Chronique d’une touriste à Boobzland

Publié par Sophie
Chronique d’une touriste à Boobzland

« Mais v’nez donc à Boobzland », nous ont dit nos cops Carole et Pierre, « on s’ra entre nous… »

En fait, « entre nous »… et les autres.

C’est vrai que Boobzland, c’est joli. Vraiment joli, et étendu. Et il y en a pour tous les goûts, vraiment tous. Il y a les belles plages, des villages, de tranquilles petites criquounettes.

Mais il y a aussi la musique à donf’, les DJ stars, de l’excès en tout genre, du silicone et du tatouage à profusion, et de la greluche à l’affut. Puis il y a l’aéroport, et les avions dont le décollage tout proche donne l’impression d’un passage de rafale égaré. Sauf qu’ici, les « rafales » s’égarent toutes les 15 minutes.
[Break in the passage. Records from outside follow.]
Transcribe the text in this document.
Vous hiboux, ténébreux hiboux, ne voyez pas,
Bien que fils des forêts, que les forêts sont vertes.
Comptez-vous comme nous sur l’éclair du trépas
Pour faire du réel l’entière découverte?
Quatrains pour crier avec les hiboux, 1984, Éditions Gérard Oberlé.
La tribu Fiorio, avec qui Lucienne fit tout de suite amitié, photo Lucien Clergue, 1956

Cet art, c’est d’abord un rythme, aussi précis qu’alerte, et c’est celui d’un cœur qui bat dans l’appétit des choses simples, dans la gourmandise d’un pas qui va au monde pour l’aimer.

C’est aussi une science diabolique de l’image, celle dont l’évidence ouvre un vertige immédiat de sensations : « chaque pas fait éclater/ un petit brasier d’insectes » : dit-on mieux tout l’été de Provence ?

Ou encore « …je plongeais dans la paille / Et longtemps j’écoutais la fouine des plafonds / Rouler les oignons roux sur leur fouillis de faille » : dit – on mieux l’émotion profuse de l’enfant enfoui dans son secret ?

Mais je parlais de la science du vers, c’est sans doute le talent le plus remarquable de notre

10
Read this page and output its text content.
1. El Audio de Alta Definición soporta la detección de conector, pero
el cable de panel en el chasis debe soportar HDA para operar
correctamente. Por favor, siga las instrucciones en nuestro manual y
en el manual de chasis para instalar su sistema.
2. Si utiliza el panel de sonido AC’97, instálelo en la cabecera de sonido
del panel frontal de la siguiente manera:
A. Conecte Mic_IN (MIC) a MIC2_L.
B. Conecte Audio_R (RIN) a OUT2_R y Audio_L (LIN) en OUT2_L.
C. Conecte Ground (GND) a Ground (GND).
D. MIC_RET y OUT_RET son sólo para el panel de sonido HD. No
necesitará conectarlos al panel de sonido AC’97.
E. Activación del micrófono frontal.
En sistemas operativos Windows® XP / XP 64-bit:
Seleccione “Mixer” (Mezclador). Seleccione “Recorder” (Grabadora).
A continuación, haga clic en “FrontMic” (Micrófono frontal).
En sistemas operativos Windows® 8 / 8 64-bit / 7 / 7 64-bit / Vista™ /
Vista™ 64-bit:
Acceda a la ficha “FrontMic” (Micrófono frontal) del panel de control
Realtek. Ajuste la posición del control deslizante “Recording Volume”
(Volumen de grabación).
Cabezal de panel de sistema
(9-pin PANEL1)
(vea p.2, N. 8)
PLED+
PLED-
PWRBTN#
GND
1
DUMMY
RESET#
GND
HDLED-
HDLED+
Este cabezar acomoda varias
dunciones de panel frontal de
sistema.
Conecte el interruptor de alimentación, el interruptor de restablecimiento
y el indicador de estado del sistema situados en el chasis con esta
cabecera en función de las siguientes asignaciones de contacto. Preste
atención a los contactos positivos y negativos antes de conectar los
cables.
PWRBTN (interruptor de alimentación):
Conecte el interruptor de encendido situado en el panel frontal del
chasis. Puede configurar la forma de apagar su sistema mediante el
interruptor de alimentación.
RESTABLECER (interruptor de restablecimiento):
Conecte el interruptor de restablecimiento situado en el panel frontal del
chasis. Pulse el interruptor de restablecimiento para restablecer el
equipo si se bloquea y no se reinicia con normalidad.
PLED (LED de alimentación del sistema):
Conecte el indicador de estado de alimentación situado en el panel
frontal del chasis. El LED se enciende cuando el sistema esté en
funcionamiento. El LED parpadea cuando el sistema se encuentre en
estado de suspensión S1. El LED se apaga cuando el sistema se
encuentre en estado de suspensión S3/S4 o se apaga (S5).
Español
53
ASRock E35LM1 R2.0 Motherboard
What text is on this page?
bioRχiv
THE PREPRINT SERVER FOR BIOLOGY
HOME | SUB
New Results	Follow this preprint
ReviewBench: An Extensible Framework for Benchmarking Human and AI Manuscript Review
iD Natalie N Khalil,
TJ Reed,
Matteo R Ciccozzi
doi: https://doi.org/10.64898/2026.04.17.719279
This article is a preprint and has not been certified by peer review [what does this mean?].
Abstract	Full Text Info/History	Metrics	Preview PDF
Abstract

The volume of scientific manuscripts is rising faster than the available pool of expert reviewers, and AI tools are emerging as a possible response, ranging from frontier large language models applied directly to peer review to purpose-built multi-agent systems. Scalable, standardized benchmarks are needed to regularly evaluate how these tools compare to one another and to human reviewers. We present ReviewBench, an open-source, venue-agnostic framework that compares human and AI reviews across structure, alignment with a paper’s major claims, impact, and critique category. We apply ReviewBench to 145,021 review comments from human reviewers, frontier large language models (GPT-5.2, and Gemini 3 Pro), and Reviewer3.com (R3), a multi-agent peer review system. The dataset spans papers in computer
Notez d’un sens, on n’a pas choisi l’endroit le plus tranquille de Boobzland, la raison hypocrite étant de permettre à nos chers grands ados d’être à proximité des « places to be », « friends to meet »…, sans surconsommer du taxi et du parent-chauffeur. La raison inavouée étant que quitte à être dans les parages, faudrait voir à pas s’louper et mettre des croix dans la checklist des « si-t’as-pas-été-t’as-tout-raté ».

Et c’est ainsi que, diluant incognito les mauvaises raisons dans un flot de raisons recevables, j’arrachais un « Bon, OK, va pour Boobzland » fébrile à Pat-mon-Pat, qui concédait son irréversible accord dans un moment d’égarement dû à l’épuisement du rythme de travail parisien, ne voulant entendre au projet que plage, repos, et tranquillité.

Sauf que, quand on est au Bal, avouez que c’est quand même couillon de pas aller danser un chouilla, non ? Et au vrai sens du terme d’ailleurs.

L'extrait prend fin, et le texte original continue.